When a person dies, all men in his family are not allowed to have their hair cut or shaved for a month to avoid evil spirits. On the one hand, it aims to change the appearance so that the dead can't recognize each other, thus avoiding disaster. In some areas, when the elders die, the younger generation (not other men and women) is filial, thinking that hair is influenced by the death of parents and ancestors, leaving hair as a sign of grief and missing.

Extended data:

Funeral custom:

1, buried

Burial is the earliest, longest-spreading, most widely used, involving the largest number of ethnic groups and the most common funeral folk custom in China.

2. Cremation

Occurrence time: Neolithic Age, 7000 ~ 8000 years ago, epidemic area: northwest of China.

3. Hanging coffin burial

Concept: An ancient burial custom of placing coffins on cliffs, which was popular in southern China in ancient times. Name: cliff burial, rock burial, immortal burial, box rock and hanging rock.

4. Tree burial

Tree burial is a very old burial method. Its main form is to put the deceased in a tree in the mountains or in the wild and let it weather. Later, some slightly improved methods were to put the late Chen Fang on a special scaffold.

5. Celestial burial

Celestial burial is a traditional way of funeral for ethnic minorities such as Mongolia and Tibet. After death, people take their bodies to designated places for eagles (or other birds and animals) to swallow, thinking that they can take them to heaven. Like burial, water burial and cremation, it is a kind of belief, a way to express the dead, and its essence is a social and cultural phenomenon.
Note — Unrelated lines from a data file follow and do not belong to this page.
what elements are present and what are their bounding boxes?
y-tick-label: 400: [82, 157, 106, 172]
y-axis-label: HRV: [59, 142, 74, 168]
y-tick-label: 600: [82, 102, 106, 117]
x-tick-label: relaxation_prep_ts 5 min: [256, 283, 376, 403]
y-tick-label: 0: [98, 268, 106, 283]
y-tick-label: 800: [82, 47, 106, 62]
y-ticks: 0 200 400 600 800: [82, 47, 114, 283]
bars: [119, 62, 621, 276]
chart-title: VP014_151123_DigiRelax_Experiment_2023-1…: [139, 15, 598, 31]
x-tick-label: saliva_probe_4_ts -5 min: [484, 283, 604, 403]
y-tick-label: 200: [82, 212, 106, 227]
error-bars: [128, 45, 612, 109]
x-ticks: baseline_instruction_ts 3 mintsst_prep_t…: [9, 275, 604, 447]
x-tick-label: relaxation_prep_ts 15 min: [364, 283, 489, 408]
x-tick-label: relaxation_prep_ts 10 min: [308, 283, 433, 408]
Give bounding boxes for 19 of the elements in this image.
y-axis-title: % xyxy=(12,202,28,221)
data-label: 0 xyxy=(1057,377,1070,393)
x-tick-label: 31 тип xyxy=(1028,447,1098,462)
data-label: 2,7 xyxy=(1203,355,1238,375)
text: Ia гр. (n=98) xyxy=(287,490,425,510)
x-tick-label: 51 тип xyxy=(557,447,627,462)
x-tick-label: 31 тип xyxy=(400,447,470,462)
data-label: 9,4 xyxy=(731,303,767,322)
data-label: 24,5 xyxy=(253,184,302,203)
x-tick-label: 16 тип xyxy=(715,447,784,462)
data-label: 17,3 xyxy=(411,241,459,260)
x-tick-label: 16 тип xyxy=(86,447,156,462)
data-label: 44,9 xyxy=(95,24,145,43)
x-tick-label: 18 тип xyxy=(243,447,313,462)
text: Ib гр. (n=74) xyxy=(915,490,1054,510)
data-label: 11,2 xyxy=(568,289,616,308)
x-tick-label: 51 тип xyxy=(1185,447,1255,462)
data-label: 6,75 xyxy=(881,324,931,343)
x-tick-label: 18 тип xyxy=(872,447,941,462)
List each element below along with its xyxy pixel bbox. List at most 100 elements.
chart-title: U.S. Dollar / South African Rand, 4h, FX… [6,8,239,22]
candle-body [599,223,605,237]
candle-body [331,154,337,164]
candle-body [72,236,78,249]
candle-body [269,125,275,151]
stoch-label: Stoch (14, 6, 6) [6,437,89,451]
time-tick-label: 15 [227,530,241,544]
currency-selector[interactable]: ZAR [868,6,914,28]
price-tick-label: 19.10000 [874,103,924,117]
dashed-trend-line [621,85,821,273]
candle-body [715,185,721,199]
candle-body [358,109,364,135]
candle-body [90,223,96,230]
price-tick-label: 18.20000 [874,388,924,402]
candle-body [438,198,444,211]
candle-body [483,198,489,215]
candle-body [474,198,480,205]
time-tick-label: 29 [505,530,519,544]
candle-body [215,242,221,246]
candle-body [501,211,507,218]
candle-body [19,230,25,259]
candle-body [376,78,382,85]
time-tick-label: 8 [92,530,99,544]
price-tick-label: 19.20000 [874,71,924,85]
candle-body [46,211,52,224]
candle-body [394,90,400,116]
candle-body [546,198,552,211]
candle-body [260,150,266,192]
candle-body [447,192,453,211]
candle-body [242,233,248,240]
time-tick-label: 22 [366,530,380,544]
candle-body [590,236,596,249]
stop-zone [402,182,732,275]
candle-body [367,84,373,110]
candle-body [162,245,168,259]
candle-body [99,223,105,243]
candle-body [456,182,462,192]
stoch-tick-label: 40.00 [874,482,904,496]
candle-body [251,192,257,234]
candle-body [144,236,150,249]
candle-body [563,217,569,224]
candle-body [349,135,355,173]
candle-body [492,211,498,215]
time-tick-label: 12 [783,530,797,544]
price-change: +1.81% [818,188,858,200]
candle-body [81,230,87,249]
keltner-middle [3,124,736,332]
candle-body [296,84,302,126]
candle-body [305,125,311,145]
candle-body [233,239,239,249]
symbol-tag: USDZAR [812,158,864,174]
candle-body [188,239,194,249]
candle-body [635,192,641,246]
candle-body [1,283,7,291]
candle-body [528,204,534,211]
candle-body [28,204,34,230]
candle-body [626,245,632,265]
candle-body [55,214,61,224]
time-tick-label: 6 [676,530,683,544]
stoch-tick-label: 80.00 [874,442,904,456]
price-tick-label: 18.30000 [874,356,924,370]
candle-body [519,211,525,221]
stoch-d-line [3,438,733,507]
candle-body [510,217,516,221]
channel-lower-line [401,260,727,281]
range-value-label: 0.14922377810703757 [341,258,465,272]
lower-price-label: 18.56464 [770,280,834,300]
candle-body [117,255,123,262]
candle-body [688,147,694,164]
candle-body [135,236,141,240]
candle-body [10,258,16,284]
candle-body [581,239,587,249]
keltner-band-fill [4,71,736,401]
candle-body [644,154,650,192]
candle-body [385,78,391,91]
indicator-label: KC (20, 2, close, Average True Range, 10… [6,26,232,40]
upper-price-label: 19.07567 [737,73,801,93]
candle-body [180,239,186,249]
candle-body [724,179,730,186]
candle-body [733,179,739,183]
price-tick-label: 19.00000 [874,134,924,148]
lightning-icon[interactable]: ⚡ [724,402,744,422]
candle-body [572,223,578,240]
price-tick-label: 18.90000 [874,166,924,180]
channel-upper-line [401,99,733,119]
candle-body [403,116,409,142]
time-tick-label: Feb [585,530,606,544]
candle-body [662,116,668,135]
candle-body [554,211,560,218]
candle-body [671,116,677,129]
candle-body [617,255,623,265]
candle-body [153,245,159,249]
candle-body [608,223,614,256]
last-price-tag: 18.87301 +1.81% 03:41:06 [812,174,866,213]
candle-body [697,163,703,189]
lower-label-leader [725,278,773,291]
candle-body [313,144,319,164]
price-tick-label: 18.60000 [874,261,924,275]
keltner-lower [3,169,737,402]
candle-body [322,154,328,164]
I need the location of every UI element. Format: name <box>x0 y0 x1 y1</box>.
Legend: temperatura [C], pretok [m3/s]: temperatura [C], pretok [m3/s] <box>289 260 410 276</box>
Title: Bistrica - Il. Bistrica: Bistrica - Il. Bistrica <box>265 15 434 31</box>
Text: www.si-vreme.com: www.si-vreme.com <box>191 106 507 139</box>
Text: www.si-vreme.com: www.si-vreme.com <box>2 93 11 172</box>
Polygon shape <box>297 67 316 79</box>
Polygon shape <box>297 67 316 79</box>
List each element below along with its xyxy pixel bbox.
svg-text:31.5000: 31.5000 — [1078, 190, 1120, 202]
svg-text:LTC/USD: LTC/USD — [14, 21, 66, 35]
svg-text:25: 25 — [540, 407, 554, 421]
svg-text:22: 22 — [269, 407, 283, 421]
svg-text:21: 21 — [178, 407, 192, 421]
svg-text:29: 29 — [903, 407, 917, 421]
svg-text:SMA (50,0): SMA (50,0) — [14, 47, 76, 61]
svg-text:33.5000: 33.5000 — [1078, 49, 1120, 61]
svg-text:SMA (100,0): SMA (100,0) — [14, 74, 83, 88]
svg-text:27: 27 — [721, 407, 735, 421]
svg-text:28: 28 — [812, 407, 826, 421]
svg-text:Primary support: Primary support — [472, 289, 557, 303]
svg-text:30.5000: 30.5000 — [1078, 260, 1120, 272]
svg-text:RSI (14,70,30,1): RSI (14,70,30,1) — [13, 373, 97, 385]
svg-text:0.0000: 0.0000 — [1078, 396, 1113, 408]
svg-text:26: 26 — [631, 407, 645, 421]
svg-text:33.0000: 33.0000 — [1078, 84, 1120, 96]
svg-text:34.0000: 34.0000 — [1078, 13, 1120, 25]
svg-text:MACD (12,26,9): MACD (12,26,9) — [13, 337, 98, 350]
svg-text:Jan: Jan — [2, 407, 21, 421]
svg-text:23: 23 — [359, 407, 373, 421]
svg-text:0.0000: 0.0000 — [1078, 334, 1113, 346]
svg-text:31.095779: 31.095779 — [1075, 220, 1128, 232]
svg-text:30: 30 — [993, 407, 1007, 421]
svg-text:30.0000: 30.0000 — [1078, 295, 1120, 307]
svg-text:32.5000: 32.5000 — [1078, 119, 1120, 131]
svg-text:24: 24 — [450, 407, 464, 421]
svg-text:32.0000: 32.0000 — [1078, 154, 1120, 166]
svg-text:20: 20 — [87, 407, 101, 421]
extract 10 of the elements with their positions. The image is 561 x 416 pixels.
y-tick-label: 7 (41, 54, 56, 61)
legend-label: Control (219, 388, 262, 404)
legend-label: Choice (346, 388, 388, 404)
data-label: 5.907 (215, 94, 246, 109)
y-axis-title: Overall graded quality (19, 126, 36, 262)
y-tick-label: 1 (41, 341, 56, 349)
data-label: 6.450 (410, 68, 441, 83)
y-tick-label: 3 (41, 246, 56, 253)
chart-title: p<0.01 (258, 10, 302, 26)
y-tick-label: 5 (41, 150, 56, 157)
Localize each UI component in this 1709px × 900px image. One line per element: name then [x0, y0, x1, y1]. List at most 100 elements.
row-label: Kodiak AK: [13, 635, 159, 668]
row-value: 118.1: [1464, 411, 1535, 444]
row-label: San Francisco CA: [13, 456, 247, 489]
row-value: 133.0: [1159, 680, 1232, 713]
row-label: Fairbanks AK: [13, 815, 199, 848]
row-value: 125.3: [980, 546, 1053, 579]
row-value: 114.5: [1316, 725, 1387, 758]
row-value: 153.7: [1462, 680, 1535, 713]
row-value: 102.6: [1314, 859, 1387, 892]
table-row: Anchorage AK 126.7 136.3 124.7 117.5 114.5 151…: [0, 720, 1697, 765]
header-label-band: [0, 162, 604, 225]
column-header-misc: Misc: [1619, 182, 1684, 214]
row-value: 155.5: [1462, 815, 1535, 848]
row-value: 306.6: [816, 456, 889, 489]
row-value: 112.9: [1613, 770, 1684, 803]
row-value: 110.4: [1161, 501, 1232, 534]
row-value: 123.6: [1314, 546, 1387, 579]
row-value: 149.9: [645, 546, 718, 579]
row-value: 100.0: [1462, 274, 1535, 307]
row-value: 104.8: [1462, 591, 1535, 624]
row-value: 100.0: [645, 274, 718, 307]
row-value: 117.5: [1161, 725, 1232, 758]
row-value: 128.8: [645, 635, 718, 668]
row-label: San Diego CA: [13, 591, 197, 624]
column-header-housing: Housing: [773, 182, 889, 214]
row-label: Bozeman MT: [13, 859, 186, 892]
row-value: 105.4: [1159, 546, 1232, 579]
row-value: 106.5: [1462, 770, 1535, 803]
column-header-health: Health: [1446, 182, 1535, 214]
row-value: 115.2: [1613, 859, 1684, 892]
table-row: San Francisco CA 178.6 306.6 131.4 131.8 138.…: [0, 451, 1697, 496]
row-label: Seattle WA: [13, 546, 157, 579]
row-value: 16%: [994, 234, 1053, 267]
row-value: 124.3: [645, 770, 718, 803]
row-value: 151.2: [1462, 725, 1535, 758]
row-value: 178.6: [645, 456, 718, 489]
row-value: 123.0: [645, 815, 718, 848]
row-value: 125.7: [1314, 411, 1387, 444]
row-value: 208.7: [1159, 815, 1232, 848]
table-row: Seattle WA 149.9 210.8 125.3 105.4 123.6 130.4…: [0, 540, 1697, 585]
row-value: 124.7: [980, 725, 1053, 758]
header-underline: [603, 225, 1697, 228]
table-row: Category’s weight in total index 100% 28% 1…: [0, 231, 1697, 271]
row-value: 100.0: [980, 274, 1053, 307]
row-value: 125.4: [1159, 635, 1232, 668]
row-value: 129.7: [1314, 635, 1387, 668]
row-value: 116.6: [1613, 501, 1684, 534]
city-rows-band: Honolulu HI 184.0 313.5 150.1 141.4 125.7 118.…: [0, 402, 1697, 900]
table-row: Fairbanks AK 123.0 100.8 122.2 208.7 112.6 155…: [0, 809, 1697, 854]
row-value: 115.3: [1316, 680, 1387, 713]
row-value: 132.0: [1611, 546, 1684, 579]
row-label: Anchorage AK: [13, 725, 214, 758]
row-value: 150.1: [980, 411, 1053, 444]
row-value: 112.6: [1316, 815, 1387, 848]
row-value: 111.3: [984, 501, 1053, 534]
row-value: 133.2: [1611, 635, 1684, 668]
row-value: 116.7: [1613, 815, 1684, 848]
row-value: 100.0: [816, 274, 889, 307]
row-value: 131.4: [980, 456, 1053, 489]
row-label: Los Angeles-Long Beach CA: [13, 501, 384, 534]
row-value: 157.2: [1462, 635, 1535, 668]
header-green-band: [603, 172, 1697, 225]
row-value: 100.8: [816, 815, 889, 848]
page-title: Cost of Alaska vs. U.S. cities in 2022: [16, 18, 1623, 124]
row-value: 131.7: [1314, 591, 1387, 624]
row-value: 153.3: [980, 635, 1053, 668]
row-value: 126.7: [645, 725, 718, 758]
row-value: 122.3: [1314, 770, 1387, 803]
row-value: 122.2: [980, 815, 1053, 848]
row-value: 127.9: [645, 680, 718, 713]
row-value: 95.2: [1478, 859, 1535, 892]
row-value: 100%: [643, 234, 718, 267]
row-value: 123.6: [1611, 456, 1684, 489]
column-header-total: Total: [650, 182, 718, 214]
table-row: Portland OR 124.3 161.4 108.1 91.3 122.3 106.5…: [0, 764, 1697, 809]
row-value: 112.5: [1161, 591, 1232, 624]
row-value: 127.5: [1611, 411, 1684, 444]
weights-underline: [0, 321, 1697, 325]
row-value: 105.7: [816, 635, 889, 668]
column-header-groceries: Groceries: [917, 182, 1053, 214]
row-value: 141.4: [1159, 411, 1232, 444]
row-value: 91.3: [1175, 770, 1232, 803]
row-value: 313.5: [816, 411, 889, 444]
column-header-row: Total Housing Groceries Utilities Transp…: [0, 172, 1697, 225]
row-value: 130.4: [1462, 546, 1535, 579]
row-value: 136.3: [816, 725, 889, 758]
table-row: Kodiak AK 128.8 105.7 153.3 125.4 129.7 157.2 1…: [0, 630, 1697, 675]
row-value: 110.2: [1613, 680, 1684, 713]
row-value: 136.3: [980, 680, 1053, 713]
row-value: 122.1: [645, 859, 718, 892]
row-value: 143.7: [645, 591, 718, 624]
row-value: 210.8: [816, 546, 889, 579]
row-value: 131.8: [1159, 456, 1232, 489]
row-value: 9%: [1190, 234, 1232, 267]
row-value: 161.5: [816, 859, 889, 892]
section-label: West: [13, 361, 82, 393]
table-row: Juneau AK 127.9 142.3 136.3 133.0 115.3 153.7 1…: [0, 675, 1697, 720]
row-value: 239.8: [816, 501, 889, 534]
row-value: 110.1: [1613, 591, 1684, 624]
Its origin, form, content and the implementation of the ceremony are all influenced by natural geographical environment, business methods, foreign culture and other factors.

6. cliff burial

Cliff burial, also known as hanging coffin burial, is a special burial custom of Puyue people who lived widely in the south of China in ancient times, and is regarded as a great miracle in the history of world globalization. The burial method is to hang the coffin on the mouth wall by using natural stone crevices or artificial wooden stakes, or put the coffin into natural or artificial caves. The burial place for hanging coffins was chosen on the cliff and high rock near the river. Most of the burial tools are boat coffins, which are 2-3 meters long and about half a meter wide. Shaped like a ship, it is divided into three parts: head and tail, and the warehouse is the coffin pivot for placing the body.

7. Second burial

The second burial is the second or more disposal of the body after burial, cremation and wind burial. The Han and Zhuang nationalities in Taiwan Province, Fujian, Guangdong, Guangxi and other places in the south of China have been popular since ancient times.

8. Modern funeral customs

After liberation, in order to save land and prevent the spread of diseases, the state stipulated that all people except some ethnic minorities should be cremated. After death, people were sent to funeral homes for parking, and the bodies were frozen and preserved naked. In order to prolong the preservation time, the undertaker will make a hole in the foot of the deceased to let all the blood of the deceased flow away.